Y ante esta inacción institucional, son los ciudadanos quienes toman el relevo. La denuncia se traslada a las redes sociales, donde cada incidente se viraliza, y la indignación se canaliza en acciones espontáneas. El caso de la heladería de Gràcia es un buen ejemplo: al día siguiente, la fachada aparecía llena de adhesivos que clamaban contra el menosprecio lingüístico. Un gesto de rabia e impotencia que pone de manifiesto una verdad incómoda: mientras las instituciones callan, la defensa del catalán recae en la iniciativa individual.

El resultado de este abandono es claro: el catalán se convierte en optativo. Y una lengua optativa es una lengua condenada. Mientras en Catalunya se pueda vivir plenamente en castellano o inglés, pero no necesariamente en catalán, el futuro de la lengua es incierto. No es una cuestión de sentimientos, sino de hechos: si el catalán no es imprescindible, su supervivencia está en riesgo.

Pero esta minorización no es solo un problema cultural o identitario: tiene consecuencias económicas. El catalán es un activo intangible de gran valor: genera cohesión, confianza, fidelización y diferenciación. Reducirlo a una opción secundaria empobrece el tejido productivo y debilita la competitividad del país. Las empresas que operan en catalán generan más vínculo con los consumidores locales. Su ausencia erosiona este capital de confianza.

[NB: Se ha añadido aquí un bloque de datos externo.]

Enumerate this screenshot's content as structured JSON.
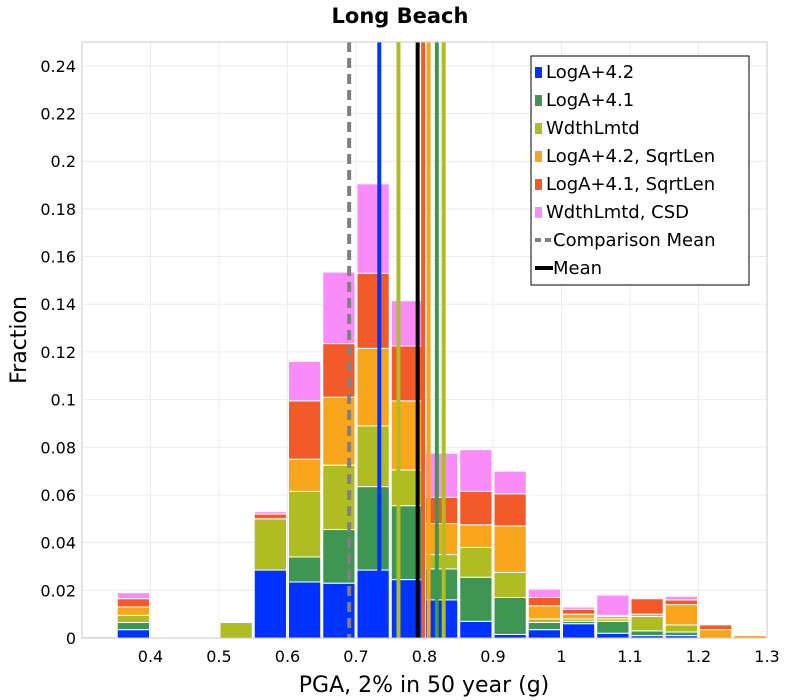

En este sentido, es revelador que algunas empresas hayan sabido ver la oportunidad que representa hoy el catalán. Por un lado, el Grupo Bon Preu, con una comunicación íntegramente en catalán, fideliza clientes y se proyecta como una empresa comprometida con el territorio. Por otro, la operadora de comunicaciones Parlem Telecom ha hecho del catalán su bandera en un sector dominado por gigantes globales, demostrando que apostar por la lengua no solo es viable, sino rentable. Estos dos ejemplos demuestran que el catalán puede ser ventaja competitiva cuando hay voluntad de hacerlo esencial. El problema es que aún son excepciones, no la norma.

Una lengua minorizada solo puede sobrevivir si es obligatoria. Si el catalán sigue siendo optativo, acabará desapareciendo. Y con él, Catalunya dejará de existir como nación

Aún hay quien se empeña en considerar que el catalán es una cuestión sentimental, un capricho, un falso símbolo de identidad. A eso, simplemente, yo lo llamo ignorancia. Porque el catalán es un derecho básico, una herramienta de cohesión colectiva y un recurso económico y social de primer orden. Sin el catalán, Catalunya pierde raíces, voz propia y capacidad de diferenciarse en el mundo global.

El caso de la heladería de Gràcia nos interpela en tanto que muestra crudamente hasta qué punto hemos normalizado el menosprecio. Una clienta recibe un reproche por hablar en la lengua del país, y la reacción institucional se limita a un comunicado y promesas vagas. Mientras tanto, los catalanes acumulan episodios similares en médicos, escuelas, universidades, servicios de atención al cliente o, simplemente, en una tienda.

No nos engañemos: una lengua minorizada como es hoy el catalán solo puede sobrevivir si es obligatoria. No basta con campañas ni proclamas. Hay que legislar, exigir y garantizar que el catalán sea la lengua de trabajo, de consumo y de vida en Catalunya. Lo que ahora parece un agravio puntual —el “delito” de pedir un helado en catalán— es, en realidad, el síntoma de un país que acepta la desaparición silenciosa de su lengua.

Y aquí hay que decirlo con claridad y sin rodeos: si el catalán sigue siendo optativo, acabará desapareciendo. Y con él, Catalunya dejará de existir como nación.